Should I start by apologizing for even recognizing him? I mean, how often does the drummer of an up-and-coming band get stopped in public places? And by a nine-year-old, no less? How did I explain that’d I memorized all their faces and that Brandon Flowers, the lead singer, was my first real crush?
Or do I just begin by thanking him for Hot Fuss, the band’s debut album, my first favorite album, full of Joy Division decadence and Depeche Mode moods? Or even further, for my yet realized love of ’80s pop-rock music, whose origin could only later be traced back to years of listening to Hot Fuss and their follow up album, Sam’s Town, on repeat?
Do I mention that I, like the band, am also from Las Vegas?
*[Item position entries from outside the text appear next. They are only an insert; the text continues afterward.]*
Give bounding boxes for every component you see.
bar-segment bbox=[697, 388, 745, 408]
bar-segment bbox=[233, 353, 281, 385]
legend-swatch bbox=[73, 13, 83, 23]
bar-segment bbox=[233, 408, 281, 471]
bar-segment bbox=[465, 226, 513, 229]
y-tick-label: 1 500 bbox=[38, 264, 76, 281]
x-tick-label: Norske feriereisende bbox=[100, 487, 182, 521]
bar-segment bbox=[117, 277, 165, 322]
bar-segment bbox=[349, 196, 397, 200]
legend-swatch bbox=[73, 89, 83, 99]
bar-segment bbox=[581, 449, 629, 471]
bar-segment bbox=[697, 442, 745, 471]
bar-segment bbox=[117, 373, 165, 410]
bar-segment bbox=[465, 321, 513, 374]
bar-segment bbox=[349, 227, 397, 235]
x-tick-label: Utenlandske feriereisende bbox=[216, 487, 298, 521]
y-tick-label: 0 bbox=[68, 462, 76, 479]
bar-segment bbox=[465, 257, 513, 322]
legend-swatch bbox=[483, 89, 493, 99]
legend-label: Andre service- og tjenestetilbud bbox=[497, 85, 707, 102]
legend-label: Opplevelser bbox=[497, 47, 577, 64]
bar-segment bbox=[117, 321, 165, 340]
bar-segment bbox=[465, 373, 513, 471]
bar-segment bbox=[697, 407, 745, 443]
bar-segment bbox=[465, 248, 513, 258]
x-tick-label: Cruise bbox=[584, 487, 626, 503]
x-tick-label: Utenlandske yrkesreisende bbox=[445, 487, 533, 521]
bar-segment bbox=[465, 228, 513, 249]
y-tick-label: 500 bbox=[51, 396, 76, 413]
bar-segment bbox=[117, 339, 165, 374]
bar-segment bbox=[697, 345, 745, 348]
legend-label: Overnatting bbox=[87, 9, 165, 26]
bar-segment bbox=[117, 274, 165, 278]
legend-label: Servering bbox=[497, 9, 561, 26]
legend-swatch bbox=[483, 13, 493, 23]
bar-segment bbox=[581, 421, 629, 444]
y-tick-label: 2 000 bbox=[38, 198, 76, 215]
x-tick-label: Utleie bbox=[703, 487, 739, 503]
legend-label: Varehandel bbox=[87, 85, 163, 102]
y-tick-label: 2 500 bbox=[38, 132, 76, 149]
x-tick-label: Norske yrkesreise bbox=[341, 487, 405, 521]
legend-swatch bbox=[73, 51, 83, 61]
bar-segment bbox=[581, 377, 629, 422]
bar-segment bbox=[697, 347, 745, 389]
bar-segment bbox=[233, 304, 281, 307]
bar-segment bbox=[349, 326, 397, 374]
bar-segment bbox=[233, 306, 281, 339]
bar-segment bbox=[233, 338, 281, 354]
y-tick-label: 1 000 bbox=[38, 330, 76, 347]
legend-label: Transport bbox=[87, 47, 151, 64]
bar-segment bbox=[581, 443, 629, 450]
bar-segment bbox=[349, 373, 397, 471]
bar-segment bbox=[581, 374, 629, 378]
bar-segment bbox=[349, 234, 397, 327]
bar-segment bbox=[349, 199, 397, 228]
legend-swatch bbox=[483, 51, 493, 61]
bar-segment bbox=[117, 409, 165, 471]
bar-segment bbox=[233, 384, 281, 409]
Or maybe explain that I noticed the influence the city had had on the album, from its grandiose production to its lush lyrics, and wanted to thank them for capturing how it feels to live in Las Vegas in a sound? Could I tell him that I really identified with the “Sin City” cynicism of the album, despite being in elementary school and not having any idea what that even meant yet?
Was it weird to tell him that my dad had cried to “All These Things That I’ve Done?” To explain that the otherwise tough guy who openly discussed his atheism with his 10-year-old daughter had been deeply affected by the line “I got soul but I’m not a soldier” because it explained how he felt about grappling with faith and morality and the meaning of life.
Or did I just tell him that I liked his shirt because it was a really pretty shade of blue?
No, I couldn’t say any of these things to him, so I panicked and decided to say nothing. I let him continue to eat his quesadilla, while I nervously continued to gawk at him eating his quesadilla. When I got home, I went straight to my room and let Hot Fuss play over and over and over again, because how many times do you get to see the drummer of your favorite band at Rubio’s? Probably only once. And how many times to you get to have a first favorite album? Definitely only once.